An Australian legislator and mining magnate has delivered a scathing tirade against Chinese investment in Australia, calling the Chinese government “bastards” who want to usurp control of the nation. He also referred to a Chinese resources company as “mongrels.”

“They’re communist, they shoot their own people, they haven’t got a justice system and they want to take over this country. And we’re not going to let them,” said MP Clive Palmer, during a live debate aired by the Australian Broadcasting Corporation.

“The Chinese government wants to bring workers here to destroy our wage system … they want to take over our ports and get our resources for free. So far they’ve shifted $200 million [Australian dollars, or about $186 million] worth of iron ore out of this country without paying for it. I don’t mind standing up against the Chinese bastards and stopping them from doing it.”

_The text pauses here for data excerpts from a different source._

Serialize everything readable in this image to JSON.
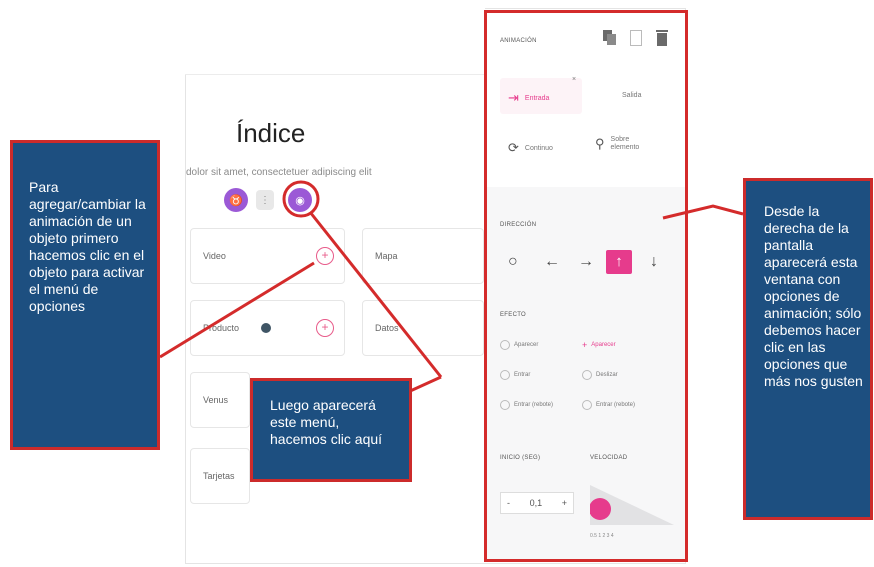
{
  "page": {
    "title": "Índice",
    "lorem": "dolor sit amet, consectetuer adipiscing elit"
  },
  "toolbar": {
    "btn1_icon": "♉",
    "btn2_icon": "⋮",
    "btn3_icon": "◉"
  },
  "cards": [
    {
      "label": "Video"
    },
    {
      "label": "Mapa"
    },
    {
      "label": "Producto"
    },
    {
      "label": "Datos"
    },
    {
      "label": "Venus"
    },
    {
      "label": "Tarjetas"
    }
  ],
  "panel": {
    "header": "ANIMACIÓN",
    "anim_options": [
      "Entrada",
      "Salida",
      "Continuo",
      "Sobre elemento"
    ],
    "direction_label": "DIRECCIÓN",
    "effect_label": "EFECTO",
    "effects_left": [
      "Aparecer",
      "Entrar",
      "Entrar (rebote)"
    ],
    "effects_right": [
      "Aparecer",
      "Deslizar",
      "Entrar (rebote)"
    ],
    "start_label": "INICIO (seg)",
    "speed_label": "VELOCIDAD",
    "start_value": "0,1",
    "minus": "-",
    "plus": "+"
  },
  "callouts": {
    "left": "Para agregar/cambiar la animación de un objeto primero hacemos clic en el objeto para activar el menú de opciones",
    "middle": "Luego aparecerá este menú, hacemos clic aquí",
    "right": "Desde la derecha de la pantalla aparecerá esta ventana con opciones de animación; sólo debemos hacer clic en las opciones que más nos gusten"
  },
  "colors": {
    "callout_bg": "#1d4f80",
    "callout_border": "#cc2b2b",
    "accent_pink": "#e63b8c",
    "accent_purple": "#9b59d6"
  }
}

The comments were uttered in the context of a legal battle between Palmer’s Mineralogy mining company and Chinese-owned Citic Pacific Mining over multibillion-dollar cost blow-outs and royalty payments for an iron ore port in Western Australia.

“We’ll be suing them and they’ll be answering the questions,” Palmer continued. “We’ve had three judgments in the Federal Court and the Supreme Court of Western Australia and an arbitration against these Chinese mongrels,” he said.

The comments were not completely out of character for the political firebrand whose newly minted Palmer United Party won a slew of seats during 2013’s federal and state elections on the back of a populist campaign.

Last year, after threatening to sue Australian-born media baron Rupert Murdoch over an opinion column that questioned Palmer’s claims to being a billionaire, university professor and adviser to the G-20, Palmer called Murdoch a “gutless wonder.” He also made some colorful observations about Wendi Deng, Murdoch’s Chinese-born ex-wife.

“Wendi Deng is a Chinese spy and that’s been right across the world,” Palmer told Australia’s Channel 9 TV network. “She’s been spying on Rupert for years, giving money back to Chinese intelligence. Read the truth about it. She was trained in Southern China. I’m telling you the truth. That’s why Rupert Murdoch got rid of her.”

Palmer’s on-again off-again relationship with the Chinese reads like the script of a Judd Apatow movie. Last year, he ordered 117 full-scale animatronic dinosaurs from China for Palmersaurus, a theme park set around the Palmer Coolum Resort in Queensland.

His plans to build a fully functioning replica of the Titanic have meanwhile stalled after it was revealed in May he was yet to sign a contract with the Chinese shipbuilder CSC Jinling despite announcing a deal was imminent early last year.

Palmer offered his version of an apology for his remarks this morning, tweeting that his comments were “not intended to refer to Chinese people but to Chinese company which is taking Australian resources & not paying.”

Concern has nonetheless arisen over the potential economic and diplomatic fallout from Palmer’s verbal attacks against Australia’s largest trading partner, with leading political figures lining up to slap his wrist.

“Hopefully China will ignore it, but I’ll contact the Chinese embassy to point out that these views are not representative of the Australian Parliament and I don’t believe representative of the Australian people,” Foreign Minister Julie Bishop told Fairfax Radio. “Mr. Palmer’s comments are offensive, they are unnecessary, and it’s unacceptable for a Member of Parliament to make such comments, particularly on a national television program.”

“I think it is hugely damaging for Mr. Palmer to make those sort of comments,” added Treasurer Joe Hockey. “He is in a very obvious legal dispute with his Chinese partners, but I’d say to Mr. Palmer, please don’t bring down the rest of Australia because of your biases.”

Condemnation for Palmer has even come from Pauline Hanson, a former MP and poster-girl of the far right, who shot to notoriety after claiming Australia was being “swamped by Asians” in a 1996 parliamentary address. After losing her seat and being convicted, jailed and then acquitted of electoral fraud, Hanson has reinvented herself as a reality-TV star and now, apparently, a voice of reason.

“I’ve always said clean up your own backyard before criticizing other people,” she told Australia’s Channel 7 network. “It’s not up to Clive Palmer or anyone else. It’s not for us or Australia to get involved in that.”